I would like something more active in the day, and I would like to handle it sometimes, however I realize the cage is small and I may not be able to get exactly what I want, so I would like to hear suggestions as to what can live in there for its life or close to. 

No bugs, except maybe a mantis if they can live in a cage that small, I can't deal with more than 6 legs hahaha.


----------



## Thalatte (Sep 19, 2013)

Really the only thing that fits in cages that small are dart frogs and other species that dont require heat gradients. 
Or maybe another species of frog that is inactive like a pacman maybe?


----------



## jjsull33 (Sep 19, 2013)

I figured the list was not long, I just feel like it shouldn't be sitting there empty haha. Any small lizards that can live in there?


----------



## TommyZ (Sep 19, 2013)

Maybe those lil Anoles or something? There probably are cooler lizards than Anoles though..

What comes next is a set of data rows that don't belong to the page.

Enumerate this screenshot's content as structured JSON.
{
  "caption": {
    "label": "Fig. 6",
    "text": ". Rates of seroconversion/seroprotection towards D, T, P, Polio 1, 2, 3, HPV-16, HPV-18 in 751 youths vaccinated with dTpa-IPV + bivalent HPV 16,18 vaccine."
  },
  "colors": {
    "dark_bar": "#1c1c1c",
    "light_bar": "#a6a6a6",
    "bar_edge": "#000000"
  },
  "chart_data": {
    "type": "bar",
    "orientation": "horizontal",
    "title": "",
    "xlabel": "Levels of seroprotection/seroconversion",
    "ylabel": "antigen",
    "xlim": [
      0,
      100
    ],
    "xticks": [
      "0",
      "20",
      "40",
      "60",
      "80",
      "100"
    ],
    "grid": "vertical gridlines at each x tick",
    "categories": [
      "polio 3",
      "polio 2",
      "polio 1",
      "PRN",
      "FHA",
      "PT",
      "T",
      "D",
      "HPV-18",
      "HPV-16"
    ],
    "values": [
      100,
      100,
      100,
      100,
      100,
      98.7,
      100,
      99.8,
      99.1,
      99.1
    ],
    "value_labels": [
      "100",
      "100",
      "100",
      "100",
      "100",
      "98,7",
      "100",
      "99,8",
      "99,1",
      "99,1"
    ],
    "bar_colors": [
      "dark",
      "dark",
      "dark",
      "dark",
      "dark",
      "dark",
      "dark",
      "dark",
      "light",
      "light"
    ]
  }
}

Sent from my SCH-I535 using TortForum mobile app


----------



## nate.mann (Dec 12, 2013)

crested geckos..an adult could easily and happily live in there. easy to care for too.


----------



## Tom (Dec 12, 2013)

DUDE! Perfect for one of those salcutta tortoises. They only grow to the size of their enclosure, so you could have a mini. Sort of like a bonsai tortoise.


----------



## mcory (Dec 12, 2013)

Geckos!!!


----------



## T33's Torts (Dec 12, 2013)

*Re: RE: What can live in an exo-terra*



Tom said:


> DUDE! Perfect for one of those salcutta tortoises. They only grow to the size of their enclosure, so you could have a mini. Sort of like a bonsai tortoise.



You're hilarious!! I was literally laughing out loud! Only tortoise people would understand.


----------